Crunchy Chicken Taco Salad
Serves: 4 servings
 
Ingredients
  • 1 lb. boneless, skinnless chicken breasts
  • ½ cup flour
  • 2 eggs
  • 1 package taco seasoning, divided
  • 2 cups panko breadcrumbs
  • Lettuce
  • Tomatoes
  • Green pepper
  • Green onions
  • Red onion
  • Corn
  • Black olives
  • Cheddar cheese
For Dressing
  • 2 Tbsp. sour cream
  • 2 Tbsp. ranch dressing
  • 2 tsp. taco seasoning
Instructions
  1. Pre-heat oven to 400 degrees.
  2. Slice chicken breasts into strips.
  3. In a small bowl, whisk together eggs and flour. Stir in 1 Tbsp. taco seasoning. In another bowl, stir together panko and 1 Tbsp. taco seasoning.

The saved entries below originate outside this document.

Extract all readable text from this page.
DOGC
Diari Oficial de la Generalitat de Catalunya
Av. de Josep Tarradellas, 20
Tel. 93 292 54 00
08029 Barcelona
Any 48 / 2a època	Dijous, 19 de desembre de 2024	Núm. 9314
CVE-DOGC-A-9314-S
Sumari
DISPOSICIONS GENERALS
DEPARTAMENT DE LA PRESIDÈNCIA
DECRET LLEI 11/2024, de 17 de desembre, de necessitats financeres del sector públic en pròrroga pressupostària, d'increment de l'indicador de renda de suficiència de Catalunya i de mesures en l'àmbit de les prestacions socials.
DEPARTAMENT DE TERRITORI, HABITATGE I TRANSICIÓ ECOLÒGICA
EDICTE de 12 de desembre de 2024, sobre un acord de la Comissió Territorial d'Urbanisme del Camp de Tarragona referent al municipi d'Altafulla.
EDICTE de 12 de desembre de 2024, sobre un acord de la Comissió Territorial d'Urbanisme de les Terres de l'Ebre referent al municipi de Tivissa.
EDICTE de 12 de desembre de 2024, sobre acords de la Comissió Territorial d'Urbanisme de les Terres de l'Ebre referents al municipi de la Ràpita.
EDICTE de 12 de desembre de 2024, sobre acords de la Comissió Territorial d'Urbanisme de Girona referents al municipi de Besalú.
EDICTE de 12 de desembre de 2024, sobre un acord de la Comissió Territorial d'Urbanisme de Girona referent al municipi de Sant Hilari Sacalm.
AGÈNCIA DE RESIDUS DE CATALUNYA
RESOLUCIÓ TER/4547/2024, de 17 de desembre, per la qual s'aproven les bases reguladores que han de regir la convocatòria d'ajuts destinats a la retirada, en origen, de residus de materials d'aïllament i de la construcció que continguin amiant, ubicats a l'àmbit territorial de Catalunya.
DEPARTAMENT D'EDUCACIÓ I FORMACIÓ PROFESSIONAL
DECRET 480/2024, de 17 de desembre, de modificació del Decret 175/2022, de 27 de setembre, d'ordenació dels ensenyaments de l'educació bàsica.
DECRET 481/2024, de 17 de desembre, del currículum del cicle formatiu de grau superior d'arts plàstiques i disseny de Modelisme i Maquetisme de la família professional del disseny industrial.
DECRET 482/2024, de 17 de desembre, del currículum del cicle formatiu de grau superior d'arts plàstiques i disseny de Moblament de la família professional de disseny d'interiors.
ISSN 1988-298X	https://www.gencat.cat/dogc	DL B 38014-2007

  4. Dip chicken strips into egg mixture and then roll in the panko. Place on a lined baking sheet.
  5. Bake for 15 minutes, or until crunchy and cooked through.
  6. While the chicken is cooking, prepare the salads. Chop lettuce, tomatoes, pepper, green onions and red onions and divide between plates. Top with corn, black olives and cheddar cheese.
  7. In a small bowl, whisk together sour cream, ranch dressing and 2 tsp. taco seasoning to make the dressing.
  8. Top salads with cooked chicken and dressing. Serve immediately.